DÜNYADA genel kanı olarak,
insanın, “Ben bu yaşamda bir şey yaptığımı bilmek istiyorum” dediği noktada
benliğinin oturması, ortalama kırklı yaşlara denk gelmekte. Bunun nedeni ise,
yaşamı içerisinde ancak o yaş civarında ekonomik kaygılarını gidermiş olması
olarak karşımıza çıkmakta.
Yani
ekonomik seviyeleri ya yeterli bir noktaya ermiş oluyor ya da o seviyenin bir
daha yakalanamayacağı fark ediliyor.
Benlikle
alâkalı, insanı diğer bir insandan ayıran noktaların öne çıkması söz konusu
olduğunda, aradaki fark için ya bir üretim yapan şirket kurmak ya da dünyada
rakipsiz olarak iyilik yapan biri olmak gün yüzüne çıkar.
İyilikten
kasıt, en kısa hâliyle “bir başka insana veya bir başka canlıya fayda sağlamak”
şeklinde kabul edilebilir.
İyiliğin
iyileştirici yönü ile bahse girmek gerekirse; insanın sosyal bir canlı ve bu hâlin
hayatta kalmak için zaruri olması diyebiliriz. Ayrıca iyilik yapmanın
soylulukla ilgili olduğu algısının doğruluğu da sorgulanmalı. Yani bu durumu
zaten içgüdüsel olarak, içimizde var olan iyilik yapma duygusuyla, aynı zamanda
dünya üzerinde yapılan iyiliğin önünde sonunda yine bize dönüyor olmasının
soylulukla yakından uzaktan ilgisi yok.
İnsanın,
doğasına uygun olarak, iyilik yapması bir zorunluluktur. Bunun yanında, yapılan
iyilik, başkasına bir lütufta bulunmanın aksine, aslında içerisinde bir birey
olarak bizim de yer aldığımız dünya toplumuna karşı bir sorumluluğu yerine
getirme durumudur. Aynı sorumluluğun yerine getirilmediği takdirde bir bedel
olarak acısını, yine bizim de içerisinde bulunduğumuz toplumun çekeceği
bilinmelidir.
Günümüzde
iyilikle alâkalı eksikliklerin temeline, aslında insanın fıtratında da
bulunmayan, fakat sonradan sistem sayesinde öğrenilen sahiplenme duygusunu
yerleştirmek gerekmektedir.
Dünya
üzerinde öleceğini bilerek yaşayan tek canlı olmanın karşısında bu sahiplenme
duygusuna kapılmanın anlamsızlığı da yine insanın başka bir hasleti... Özellikle
maddî varlıklar hakkında “Benim!” diyerek sahiplenmek yerine “Şimdilik bende”

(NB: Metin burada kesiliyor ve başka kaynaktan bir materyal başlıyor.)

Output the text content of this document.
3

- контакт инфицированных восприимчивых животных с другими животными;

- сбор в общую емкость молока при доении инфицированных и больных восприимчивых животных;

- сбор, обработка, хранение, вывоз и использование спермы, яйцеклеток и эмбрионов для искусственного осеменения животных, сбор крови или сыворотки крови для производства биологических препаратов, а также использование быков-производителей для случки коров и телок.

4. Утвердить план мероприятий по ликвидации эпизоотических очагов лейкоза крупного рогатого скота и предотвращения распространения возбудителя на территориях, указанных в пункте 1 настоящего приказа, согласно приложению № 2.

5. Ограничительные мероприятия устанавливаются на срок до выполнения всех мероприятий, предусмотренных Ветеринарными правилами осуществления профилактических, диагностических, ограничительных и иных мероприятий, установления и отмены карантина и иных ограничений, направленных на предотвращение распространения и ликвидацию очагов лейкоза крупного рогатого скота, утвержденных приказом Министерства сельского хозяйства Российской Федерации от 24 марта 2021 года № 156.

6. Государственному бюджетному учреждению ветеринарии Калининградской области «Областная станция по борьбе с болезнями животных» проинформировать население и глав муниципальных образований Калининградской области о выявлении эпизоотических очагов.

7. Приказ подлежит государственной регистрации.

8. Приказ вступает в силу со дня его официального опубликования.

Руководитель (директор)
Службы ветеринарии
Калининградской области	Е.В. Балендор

düşüncesine dönüşmesi, ilk ve en önemli gerekliliğimizdir. Eğer bu düşünce
gerek bireysel, gerekse toplumsal olarak yeniden kazanılabilirse, özellikle
içerisinde bulunduğumuz bu dönemde yaşanan “anlamsızlık” sorununun da büyük bir
oranda çözülmüş olacağını söylemek gerek.
Nitekim
anlamsızlık sorunu, akabinde hem geçmişe, hem şimdiye, hem de geleceğe ait hikâyelerin
ölümüne sebep olmakta. Bu hâlleri yaşayan insan için doğal olarak amaçtan söz
etmek ise ortadan kalkmakta.
Bir
başka bakış açısıyla, tuhaftır ki, iyilik yapma arzusunun gelişmesi için de
yapılması gereken tek şey, yine iyiliktir. Birbirini tetikler şekilde yapılan
iyilikten alınan haz, daha fazla iyilik yapma isteğini meydana getirmekte.
Bunun bir sebebi de nörolojik sistemimizle ilgili olarak bilimsel açıklamalarla,
ortaya konulan iyiliğin, vücûdumuzda oluşturduğu salgılanmalar. Fakat diğer
taraftan, yapılan iyiliğin veya geri dönüşümünün de ölçülebilir olmayışı, kendi
içinde bir değer olmasını simgeler.
Yani
yapılan bir iyilik, âdeta dipsiz ve karanlık bir kuyuya atılan şey gibidir. Ve
o şey tekrar yeryüzüne -kartopu misâli- hesaplanamaz şekilde daha farklı bir
şey olarak döner.
Sonuç
olarak hem bireysel, hem de toplumsal iyilileşmenin en önemli reçetesi gibi
duran iyilik, bir taraftan ihtiyaç, bir taraftan zorunluluktur. Tabiî burada
altının çizilmesi gereken şey, yapılan iyiliğin bazı hesaplar göz edilerek
yapılıp yapılmadığı durumudur.
Buraya
kadar bahsettiğimiz iyiliğin tüm olumlu katkıları (eğer bir çıkar hesaplanarak
yapılıyorsa) sadece bilişsel alanda gerçekleşmekte. Eğer çıkar gözetmeksizin
yapılan bir iyilik söz konusuysa, o vakit insan bedeninde bu iyiliğin karşılığı
hem bilişsel, hem duygusal alana yansımakta.
Özetle,
duygusal alana yansımayan iyiliğin de bize pek faydalı olmadığını söylemek
mümkün. Peki, gerçekten hem kendimizin, hem de toplumun ihtiyacı olan iyiliğin
bir formülü var mıdır?
Bunun
için kısa bir çözüm önerisi bulunmakta. Formüle göre “iyilik” dediğimiz şeyin
hakikaten iyilik olması için gereken üç şeyin ilki “şimdi gerçekleştirilmesi”
yani plânlanmış olmaması, ikincisi “beklenmeyen şeyin yapılması”, sonuncusu ise
“kimden geldiği belli olmaması”... Bu üç nokta da duygu ile çalışma hâline
yardımcı etkenler olarak kabul edilebilir.
Bu doğrultuda diyebiliriz ki, bir ömür içerisinde bir şey yaptığının farkına varma hâli ile birlikte, yeryüzünde gerek bugün, gerek gelecek adına toplumların iyileşmesi için üzerimize düşen ilk ve en önemli şey, iyiliktir. Bunun akabinde emin olabiliriz ki, problemli gidişatın ilki olan anlamsızlık ortadan kalkacak, dolayısıyla sonrasında türeyen hikâye üretememe ve akabindeki amaçsızlık hâlinin üstesinden gelinecektir. O hâlde mottomuz şu: Ancak iyileşerek iyileşiriz!